Friday, October 17, 2008


Sister: How's your "United States of the Nether Lands" coming along? Almost end of September na.

Me: Dead.

Sister: Why? YOU GOT LAZY AGEEEEEN!

Me: Nope. Main character's a sue. Stu. Sue. Whatever.

Sister: How is it a Sue?

Me: He's an advertising guy who's in hell gypping the actors and the politicians. Sound familiar?

Sister: But he's got no fashion sense whatsoever, wears ill-fitting clothes, has messy hair, is unsociable, has no people skills, is bad tempered and... I see what you mean.
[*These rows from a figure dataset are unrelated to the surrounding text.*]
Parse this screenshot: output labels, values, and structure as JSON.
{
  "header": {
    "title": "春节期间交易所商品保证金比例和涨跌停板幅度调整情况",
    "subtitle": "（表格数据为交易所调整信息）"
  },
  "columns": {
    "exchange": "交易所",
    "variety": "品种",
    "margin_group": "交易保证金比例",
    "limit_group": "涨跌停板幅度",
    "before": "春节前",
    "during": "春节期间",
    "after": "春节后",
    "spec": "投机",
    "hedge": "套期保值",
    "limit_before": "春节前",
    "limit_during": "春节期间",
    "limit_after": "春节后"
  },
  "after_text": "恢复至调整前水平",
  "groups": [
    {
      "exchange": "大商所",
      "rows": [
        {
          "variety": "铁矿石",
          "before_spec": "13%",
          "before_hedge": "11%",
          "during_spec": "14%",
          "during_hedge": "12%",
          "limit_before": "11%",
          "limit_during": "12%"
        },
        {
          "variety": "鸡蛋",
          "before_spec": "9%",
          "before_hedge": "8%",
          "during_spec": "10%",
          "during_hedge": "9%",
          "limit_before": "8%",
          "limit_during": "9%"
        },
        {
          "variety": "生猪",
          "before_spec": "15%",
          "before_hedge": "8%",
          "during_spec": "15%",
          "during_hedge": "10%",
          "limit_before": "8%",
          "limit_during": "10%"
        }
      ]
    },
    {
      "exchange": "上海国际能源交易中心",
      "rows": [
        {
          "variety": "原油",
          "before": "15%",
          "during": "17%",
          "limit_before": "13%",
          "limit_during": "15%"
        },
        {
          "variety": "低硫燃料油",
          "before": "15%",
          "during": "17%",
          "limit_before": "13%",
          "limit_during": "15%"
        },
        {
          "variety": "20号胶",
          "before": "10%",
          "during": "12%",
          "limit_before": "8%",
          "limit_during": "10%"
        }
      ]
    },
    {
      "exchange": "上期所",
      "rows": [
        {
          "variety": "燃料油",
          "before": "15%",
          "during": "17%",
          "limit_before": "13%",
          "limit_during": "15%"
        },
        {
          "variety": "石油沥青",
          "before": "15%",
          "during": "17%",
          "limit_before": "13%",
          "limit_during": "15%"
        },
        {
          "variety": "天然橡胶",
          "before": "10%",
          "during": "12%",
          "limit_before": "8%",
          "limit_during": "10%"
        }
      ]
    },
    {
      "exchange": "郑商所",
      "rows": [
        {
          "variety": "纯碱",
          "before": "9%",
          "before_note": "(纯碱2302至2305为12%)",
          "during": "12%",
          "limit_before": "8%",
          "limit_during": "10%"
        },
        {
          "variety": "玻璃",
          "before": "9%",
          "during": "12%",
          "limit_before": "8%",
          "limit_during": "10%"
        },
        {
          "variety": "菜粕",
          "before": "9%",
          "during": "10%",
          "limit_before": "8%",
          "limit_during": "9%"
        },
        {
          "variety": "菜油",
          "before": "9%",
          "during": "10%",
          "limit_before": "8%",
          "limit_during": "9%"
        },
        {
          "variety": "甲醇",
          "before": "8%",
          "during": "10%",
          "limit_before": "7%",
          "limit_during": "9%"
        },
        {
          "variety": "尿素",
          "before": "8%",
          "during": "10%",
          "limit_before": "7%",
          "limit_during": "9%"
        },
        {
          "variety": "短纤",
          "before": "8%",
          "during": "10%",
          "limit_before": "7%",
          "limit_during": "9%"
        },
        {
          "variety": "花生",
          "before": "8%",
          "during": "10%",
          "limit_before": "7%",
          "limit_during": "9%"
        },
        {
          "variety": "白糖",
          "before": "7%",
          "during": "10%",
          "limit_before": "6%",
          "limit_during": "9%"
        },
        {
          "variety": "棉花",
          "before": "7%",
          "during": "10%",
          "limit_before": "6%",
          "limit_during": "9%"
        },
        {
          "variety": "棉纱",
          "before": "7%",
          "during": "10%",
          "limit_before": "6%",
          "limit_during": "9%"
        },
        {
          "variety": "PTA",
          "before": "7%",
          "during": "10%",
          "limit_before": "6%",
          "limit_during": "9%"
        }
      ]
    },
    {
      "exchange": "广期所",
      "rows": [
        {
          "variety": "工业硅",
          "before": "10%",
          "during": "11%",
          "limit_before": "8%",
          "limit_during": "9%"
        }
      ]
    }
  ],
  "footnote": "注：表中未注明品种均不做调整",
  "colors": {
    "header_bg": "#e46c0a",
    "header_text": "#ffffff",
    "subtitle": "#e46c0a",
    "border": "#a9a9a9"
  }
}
Why didn't you just go all the way and make him wear glasses?

Me: He does. Dark glasses. So the fires of hell don't hurt his eyes. Also 'cause I made him crosseyed. And hunchbacked. Does that make him less of a sue?

Sister: No. But you could pass it off as an author insert.

Me: Really? Is that more acceptable?

Sister: No, but it's really creeping me out hearing you say "Sue."

Me: Maybe I'll give him three pesky demons patterned after you, Mom and Jackie. Andun na rin lang tayo.

Sister: Are they vavoom shapely temptresses, kinda like corrupted versions of The Three Fates?

Me: No, the three little pigs.

Sister: Waaaaaaaah! You're meeeeeeeeeeeeeean! I haaaaaate youuuuuuuuu.